Retomei a casa com a pele aquecida pelo sol, com as mágoas que a água do mar tentou lavar numa ou outra tarde de Verão. Renasci de uma Primavera onde hibernei em vez de florir. Devagarinho, o Outono obrigou-me a ganhar consciência da densidade dos dias, mais pequenos, mais escuros, mais frios, altura em que mudei as coisas de sítio, pintei paredes de lavado, deitei fora o que já não tinha mais lugar no local onde estamos. E nesse recolhimento fui observando que havia na escuridão uma imensidão de pequenas luzes a mostrarem-me que nada tinha sido deixado ao acaso e que a vida era tão mais sábia em mostrar-me que o que eu tinha de fazer era apenas confiar. 

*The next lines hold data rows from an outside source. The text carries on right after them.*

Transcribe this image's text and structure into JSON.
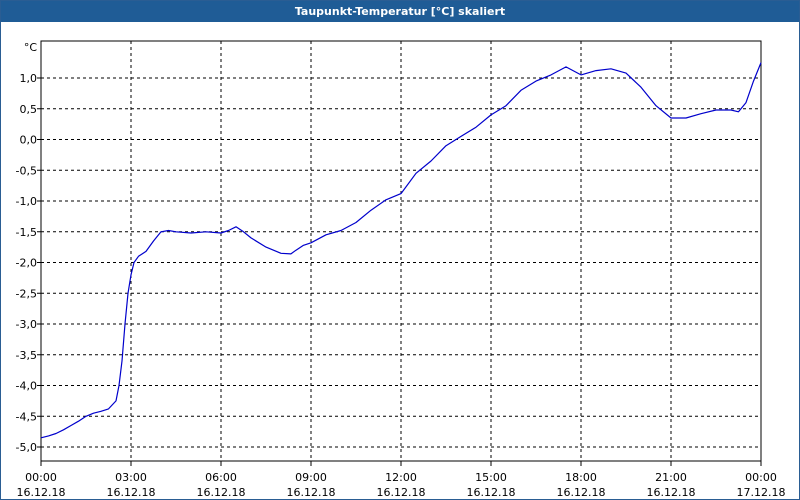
{
  "chart_data": {
    "type": "line",
    "title": "Taupunkt-Temperatur [°C] skaliert",
    "unit_label": "°C",
    "ylim": [
      -5.2,
      1.5
    ],
    "y_ticks": [
      1.0,
      0.5,
      0.0,
      -0.5,
      -1.0,
      -1.5,
      -2.0,
      -2.5,
      -3.0,
      -3.5,
      -4.0,
      -4.5,
      -5.0
    ],
    "y_tick_labels": [
      "1,0",
      "0,5",
      "0,0",
      "-0,5",
      "-1,0",
      "-1,5",
      "-2,0",
      "-2,5",
      "-3,0",
      "-3,5",
      "-4,0",
      "-4,5",
      "-5,0"
    ],
    "x_ticks": [
      {
        "time": "00:00",
        "date": "16.12.18"
      },
      {
        "time": "03:00",
        "date": "16.12.18"
      },
      {
        "time": "06:00",
        "date": "16.12.18"
      },
      {
        "time": "09:00",
        "date": "16.12.18"
      },
      {
        "time": "12:00",
        "date": "16.12.18"
      },
      {
        "time": "15:00",
        "date": "16.12.18"
      },
      {
        "time": "18:00",
        "date": "16.12.18"
      },
      {
        "time": "21:00",
        "date": "16.12.18"
      },
      {
        "time": "00:00",
        "date": "17.12.18"
      }
    ],
    "grid": true,
    "line_color": "#0000cc",
    "series": [
      {
        "x": [
          0.0,
          0.25,
          0.5,
          0.75,
          1.0,
          1.25,
          1.5,
          1.75,
          2.0,
          2.25,
          2.5,
          2.6,
          2.7,
          2.8,
          2.9,
          3.0,
          3.1,
          3.25,
          3.5,
          3.75,
          4.0,
          4.25,
          4.5,
          5.0,
          5.5,
          6.0,
          6.25,
          6.5,
          6.75,
          7.0,
          7.5,
          8.0,
          8.33,
          8.5,
          8.75,
          9.0,
          9.5,
          10.0,
          10.5,
          11.0,
          11.5,
          12.0,
          12.5,
          13.0,
          13.5,
          14.0,
          14.5,
          15.0,
          15.5,
          16.0,
          16.5,
          17.0,
          17.5,
          18.0,
          18.5,
          19.0,
          19.5,
          20.0,
          20.5,
          21.0,
          21.5,
          22.0,
          22.5,
          23.0,
          23.25,
          23.5,
          23.75,
          24.0
        ],
        "values": [
          -4.85,
          -4.82,
          -4.78,
          -4.72,
          -4.65,
          -4.58,
          -4.5,
          -4.45,
          -4.42,
          -4.38,
          -4.25,
          -4.0,
          -3.6,
          -3.0,
          -2.5,
          -2.2,
          -2.0,
          -1.9,
          -1.82,
          -1.65,
          -1.5,
          -1.48,
          -1.5,
          -1.52,
          -1.5,
          -1.52,
          -1.48,
          -1.42,
          -1.5,
          -1.6,
          -1.75,
          -1.85,
          -1.86,
          -1.8,
          -1.72,
          -1.68,
          -1.55,
          -1.48,
          -1.35,
          -1.15,
          -0.98,
          -0.88,
          -0.55,
          -0.35,
          -0.1,
          0.05,
          0.2,
          0.4,
          0.55,
          0.8,
          0.95,
          1.05,
          1.18,
          1.05,
          1.12,
          1.15,
          1.08,
          0.85,
          0.55,
          0.35,
          0.35,
          0.42,
          0.48,
          0.48,
          0.45,
          0.6,
          0.95,
          1.25
        ]
      }
    ]
  }
}
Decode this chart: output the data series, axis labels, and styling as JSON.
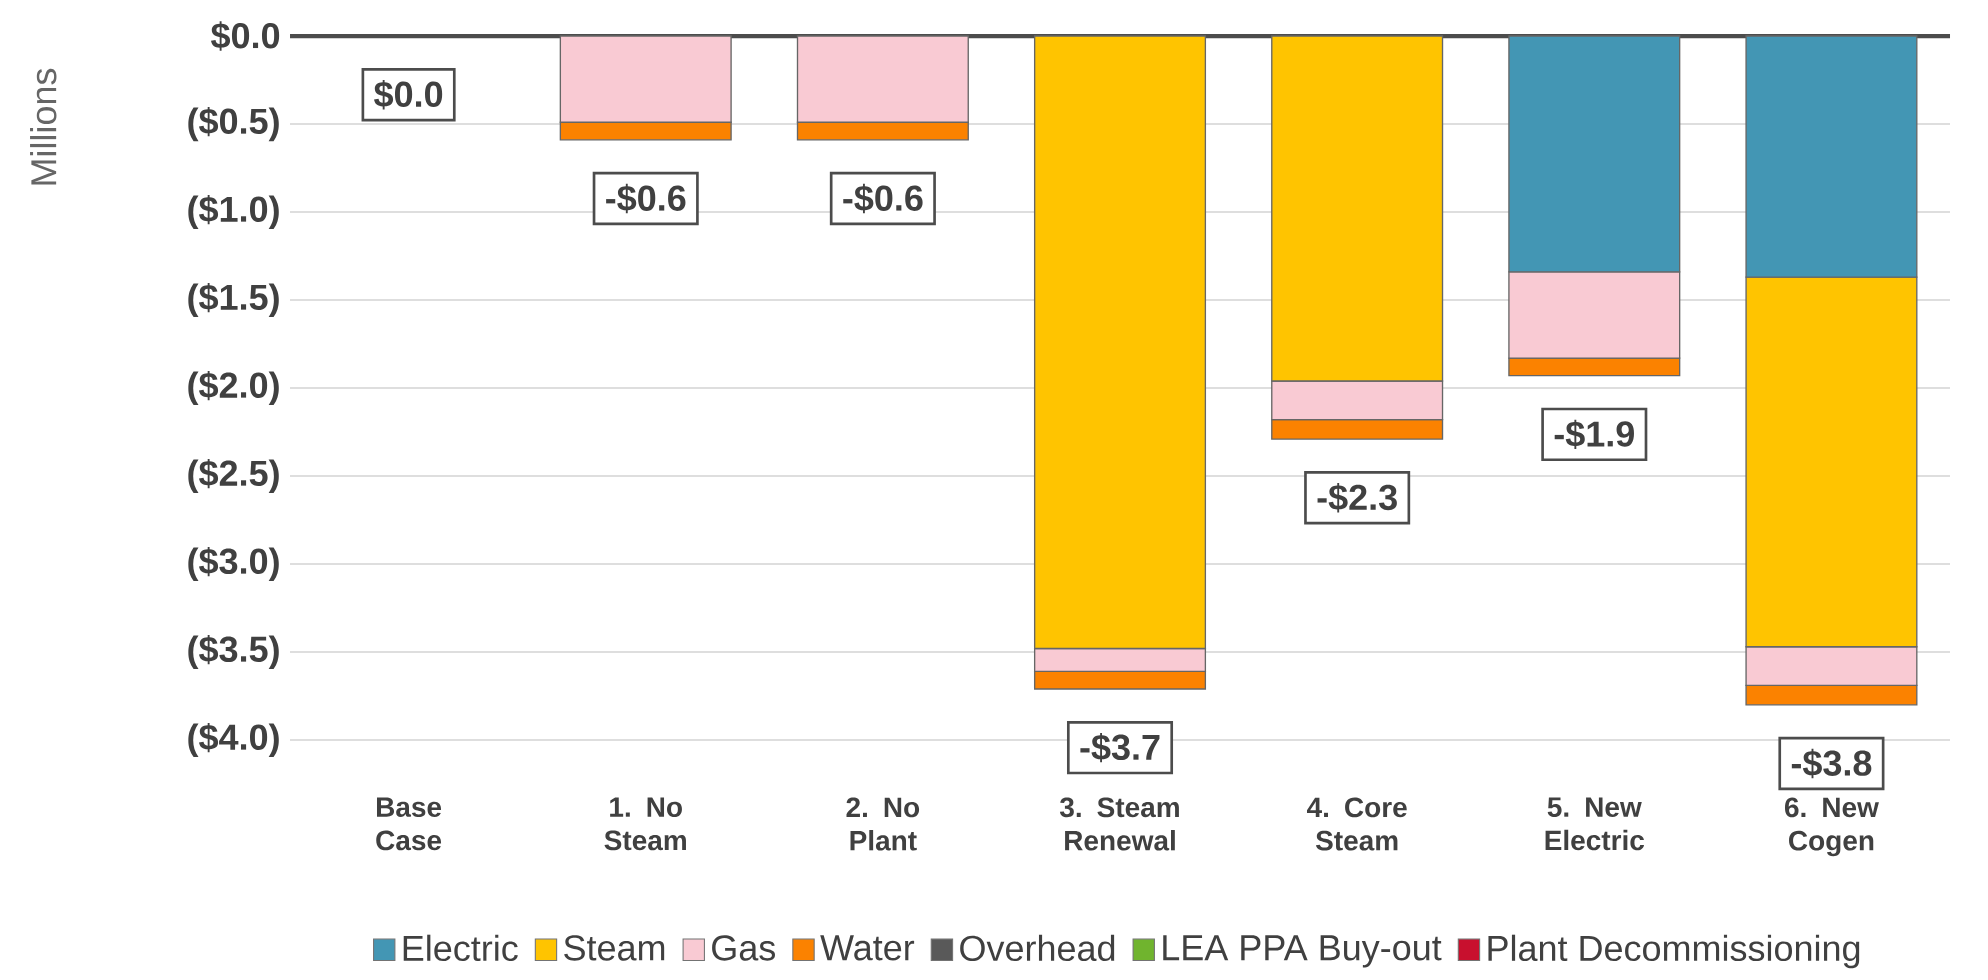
{
  "chart_data": {
    "type": "bar",
    "stacked": true,
    "ylabel": "Millions",
    "categories": [
      "Base Case",
      "1. No Steam",
      "2. No Plant",
      "3. Steam Renewal",
      "4. Core Steam",
      "5. New Electric",
      "6. New Cogen"
    ],
    "series": [
      {
        "name": "Electric",
        "color": "#4396b4",
        "values": [
          0,
          0,
          0,
          0,
          0,
          -1.34,
          -1.37
        ]
      },
      {
        "name": "Steam",
        "color": "#ffc400",
        "values": [
          0,
          0,
          0,
          -3.48,
          -1.96,
          0,
          -2.1
        ]
      },
      {
        "name": "Gas",
        "color": "#f9cad3",
        "values": [
          0,
          -0.49,
          -0.49,
          -0.13,
          -0.22,
          -0.49,
          -0.22
        ]
      },
      {
        "name": "Water",
        "color": "#fb8200",
        "values": [
          0,
          -0.1,
          -0.1,
          -0.1,
          -0.11,
          -0.1,
          -0.11
        ]
      },
      {
        "name": "Overhead",
        "color": "#595959",
        "values": [
          null,
          null,
          null,
          null,
          null,
          null,
          null
        ]
      },
      {
        "name": "LEA PPA Buy-out",
        "color": "#70b42e",
        "values": [
          null,
          null,
          null,
          null,
          null,
          null,
          null
        ]
      },
      {
        "name": "Plant Decommissioning",
        "color": "#c8102e",
        "values": [
          null,
          null,
          null,
          null,
          null,
          null,
          null
        ]
      }
    ],
    "totals": [
      "$0.0",
      "-$0.6",
      "-$0.6",
      "-$3.7",
      "-$2.3",
      "-$1.9",
      "-$3.8"
    ],
    "ylim": [
      -4.0,
      0.0
    ],
    "yticks": [
      {
        "value": 0.0,
        "label": "$0.0"
      },
      {
        "value": -0.5,
        "label": "($0.5)"
      },
      {
        "value": -1.0,
        "label": "($1.0)"
      },
      {
        "value": -1.5,
        "label": "($1.5)"
      },
      {
        "value": -2.0,
        "label": "($2.0)"
      },
      {
        "value": -2.5,
        "label": "($2.5)"
      },
      {
        "value": -3.0,
        "label": "($3.0)"
      },
      {
        "value": -3.5,
        "label": "($3.5)"
      },
      {
        "value": -4.0,
        "label": "($4.0)"
      }
    ],
    "grid": "y",
    "legend": "bottom"
  }
}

As verdadeiras amizades chegaram, nem sempre no momento que parecia ser o certo, muitas estavam longe, algumas não vieram e eu também não fui. Outras procurei, acenei mas senti que tomavam o seu rumo, confusas e baralhadas com tudo o que estava acontecer, dessas protegi-me. Outras senti que estavam há tanto tempo à espera de um abraço meu que tardou em chegar. Outras não saíram do lugar onde as guardo e outras ainda que vou encontrando por estes dias de Inverno em que o sol volta aos poucos a ganhar força.

Com esta descida ao meu submundo, regressei, com arranhões, com mazelas, com cabelos brancos, mas mais sábia, mais empática para com o mundo à minha volta, mais corajosa, deixando para trás um diagnóstico que me fizeram crer existir, procurando e talhando caminhos alternativos e que levam mais tempo a obter resultados. Aprendi que, por vezes também temos de recorrer a químicos e que, neste mundo de corre corre, onde não há sequer tempo para a doença se revelar como o principio da cura, onde o importante é sermos saudáveis, luminosos, produtivos, esta é uma medicina tão importante como todas as outras nas quais eu verdadeiramente acredito, como a homeopatia, a acupuntura, a medicina antroposófica e tantas outras que me ajudam nesta minha descoberta, contudo os químicos não deixam muito espaço para a catarse tantas vezes útil e necessária nas nossas vidas. Também procurei rezos, orações, mantras e tudo o que mais houvesse para me voltar a encontrar, lembrando que não quero mais mascarar feridas e que é nesta vulnerabilidade que me redescubro, é nesta entrega profunda e nesta mostra de mim que me aproximo mais de mim e dos outros. 

E é assim que aos poucos volto a reconstruir, não o castelo em que vivia, mas um nova realidade onde semeio intenções com o coração mais puro e lavado. Para que o meu bem, seja o bem de todos, sendo esse o meu mais profundo desejo para 2018.